Mil y una Fábulas (Latín-Inglés)

15 abril 2021

Homilía Domingo 3º Pascua (B)

 (Cfr. www.almudi.org)

 

 


            (Hch 3,13-15.17-19) "Arrepentíos y convertíos para que se borren vuestros pecados"
            (1 Jn 2,1-5a) "Os escribo esto para que no pequéis”
            (Lc 24,35-48) "Paz a vosotros"

Homilía I: con textos de homilías pronunciadas por S.S. Juan Pablo II

Homilía en la parroquia de los Santos Protomártires (21-IV-1985)

            --- Pasión y Resurrección
            --- Llamadas a la conversión
            --- Esperanza en Cristo

--- Pasión y Resurrección

“Señor, Jesús..., enciende nuestro corazón mientras nos hablas”.

La Iglesia presenta hoy esta oración al Señor Jesús, al cantar su “Alleluya”. En ella se encierra el eco de las palabras que pronunciaron los discípulos de Emaús, cuando, después de “partir el pan” pudieron reconocer a Cristo resucitado: “¿No ardía nuestro corazón mientras nos hablaba por el camino y nos explicaba las Escrituras?” (Lc 24,32).

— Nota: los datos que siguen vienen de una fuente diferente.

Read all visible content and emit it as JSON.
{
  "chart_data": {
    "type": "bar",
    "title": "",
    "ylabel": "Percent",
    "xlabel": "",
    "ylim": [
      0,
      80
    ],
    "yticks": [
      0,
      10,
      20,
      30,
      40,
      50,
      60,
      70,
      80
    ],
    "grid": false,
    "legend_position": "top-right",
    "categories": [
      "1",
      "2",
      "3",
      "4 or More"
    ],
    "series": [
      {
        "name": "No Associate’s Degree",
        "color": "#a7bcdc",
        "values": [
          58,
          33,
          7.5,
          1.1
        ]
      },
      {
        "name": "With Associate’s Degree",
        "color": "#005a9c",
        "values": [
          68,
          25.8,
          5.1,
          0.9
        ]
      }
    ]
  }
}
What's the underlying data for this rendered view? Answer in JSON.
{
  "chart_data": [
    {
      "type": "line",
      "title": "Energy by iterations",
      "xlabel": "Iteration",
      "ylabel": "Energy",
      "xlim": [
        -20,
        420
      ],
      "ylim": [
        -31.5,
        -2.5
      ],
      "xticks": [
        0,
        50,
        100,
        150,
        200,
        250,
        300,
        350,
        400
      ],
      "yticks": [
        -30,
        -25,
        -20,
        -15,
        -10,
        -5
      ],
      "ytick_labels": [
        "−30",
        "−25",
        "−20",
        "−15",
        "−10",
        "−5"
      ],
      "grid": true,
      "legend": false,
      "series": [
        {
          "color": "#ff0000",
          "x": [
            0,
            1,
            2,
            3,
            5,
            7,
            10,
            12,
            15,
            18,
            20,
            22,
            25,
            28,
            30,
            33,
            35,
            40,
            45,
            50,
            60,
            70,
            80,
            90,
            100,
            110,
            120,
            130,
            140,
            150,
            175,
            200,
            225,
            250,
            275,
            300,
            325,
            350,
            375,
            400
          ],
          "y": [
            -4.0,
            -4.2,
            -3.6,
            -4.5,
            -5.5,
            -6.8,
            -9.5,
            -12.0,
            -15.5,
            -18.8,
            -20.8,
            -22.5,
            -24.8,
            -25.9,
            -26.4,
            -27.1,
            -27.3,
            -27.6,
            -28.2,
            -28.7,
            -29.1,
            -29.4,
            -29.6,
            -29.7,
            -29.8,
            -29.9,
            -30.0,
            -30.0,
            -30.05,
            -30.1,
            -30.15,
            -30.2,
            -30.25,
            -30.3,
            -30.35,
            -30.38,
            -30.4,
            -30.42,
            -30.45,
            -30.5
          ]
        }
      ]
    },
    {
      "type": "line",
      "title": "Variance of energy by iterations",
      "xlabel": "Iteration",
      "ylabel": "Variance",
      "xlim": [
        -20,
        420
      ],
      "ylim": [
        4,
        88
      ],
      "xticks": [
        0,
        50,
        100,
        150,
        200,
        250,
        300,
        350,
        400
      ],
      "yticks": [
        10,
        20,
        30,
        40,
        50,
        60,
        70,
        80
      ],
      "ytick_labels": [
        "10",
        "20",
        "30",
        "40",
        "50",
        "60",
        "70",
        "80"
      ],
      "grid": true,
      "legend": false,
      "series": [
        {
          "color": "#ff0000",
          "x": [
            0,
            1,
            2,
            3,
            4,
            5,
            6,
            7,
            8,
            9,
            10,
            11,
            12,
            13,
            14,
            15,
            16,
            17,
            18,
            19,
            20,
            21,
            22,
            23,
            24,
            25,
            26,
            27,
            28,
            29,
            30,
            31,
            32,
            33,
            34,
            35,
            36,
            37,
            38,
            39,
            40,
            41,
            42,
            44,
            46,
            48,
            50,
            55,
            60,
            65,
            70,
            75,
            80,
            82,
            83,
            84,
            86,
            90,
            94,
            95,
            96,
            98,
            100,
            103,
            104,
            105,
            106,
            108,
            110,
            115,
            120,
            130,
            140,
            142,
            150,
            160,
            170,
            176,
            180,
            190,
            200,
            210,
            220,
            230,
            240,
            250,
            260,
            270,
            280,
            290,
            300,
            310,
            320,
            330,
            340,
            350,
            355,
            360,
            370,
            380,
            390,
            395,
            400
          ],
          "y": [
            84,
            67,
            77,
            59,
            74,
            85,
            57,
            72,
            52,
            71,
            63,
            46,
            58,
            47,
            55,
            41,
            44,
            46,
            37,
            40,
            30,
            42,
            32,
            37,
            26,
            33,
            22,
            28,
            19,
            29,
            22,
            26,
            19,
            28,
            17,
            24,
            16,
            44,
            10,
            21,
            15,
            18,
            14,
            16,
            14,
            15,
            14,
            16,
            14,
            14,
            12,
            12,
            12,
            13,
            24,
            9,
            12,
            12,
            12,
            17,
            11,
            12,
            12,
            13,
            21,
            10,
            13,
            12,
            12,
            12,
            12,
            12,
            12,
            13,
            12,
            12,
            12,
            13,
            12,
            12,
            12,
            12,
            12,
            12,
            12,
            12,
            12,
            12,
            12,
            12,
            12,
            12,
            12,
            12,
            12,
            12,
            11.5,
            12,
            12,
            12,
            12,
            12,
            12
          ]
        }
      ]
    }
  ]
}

En la primera lectura Simón Pedro habla de la pasión y resurrección de Jesús. Habla a oyentes que habían tomado parte en los acontecimientos, y algunos de ellos podían ser llamados “coautores” de la pasión y de la muerte del “Santo y Justo”. Dice, pues, dirigiéndose en segunda persona a sus oyentes: “El Dios de Abraham, de Isaac y de Jacob, el Dios de nuestros padres, ha glorificado a su siervo Jesús, a quien vosotros entregasteis y de quien renegasteis ante Pilato, cuando éste estaba resuelto a ponerle en libertad. Vosotros renegasteis del Santo y del Justo, y pedisteis que se os hiciera gracia de un asesino, y matasteis al Jefe que lleva a la Vida. Pero Dios le resucitó de entre los muertos, y nosotros somos testigos de ello” (Hch 3,13-15). Está bien que nos detengamos un momento en esta contraposición: Nosotros... Vosotros.

Vosotros, los asesinos de Cristo que lo rechazasteis y repudiasteis. Nosotros, los testigos de la resurrección, que hemos sido llamados a anunciarlo también a vosotros. Nosotros hemos sido elegidos para ser Apóstoles, precisamente a fin de llevaros a la fe, para que, creyendo, podáis, por un inefable don de conversión, haceros por vuestra parte testigos de la resurrección de Aquel a quien rechazasteis.

--- Llamadas a la conversión

En esta contraposición viene a estar la historia de cada alma que pasa del pecado a la conversión, de cada hombre a quien Cristo llama a la fe y lo hace suyo. De este modo, el hombre que no había reconocido a Jesús y que lo había condenado, es invitado a convertirse, mediante un misterioso don de gracia, en el buen terreno que hace nacer y fructificar la semilla con abundancia (cfr. Lc 8,15).

Sí, Pedro es testigo, junto con los Apóstoles. Es el primero entre los testigos, ha visto al Señor resucitado, lo ha encontrado, ha hablado con Él.

Pedro estaba presente en el Cenáculo cuando tuvo lugar allí el acontecimiento pascual que se describe en el Evangelio de Lucas.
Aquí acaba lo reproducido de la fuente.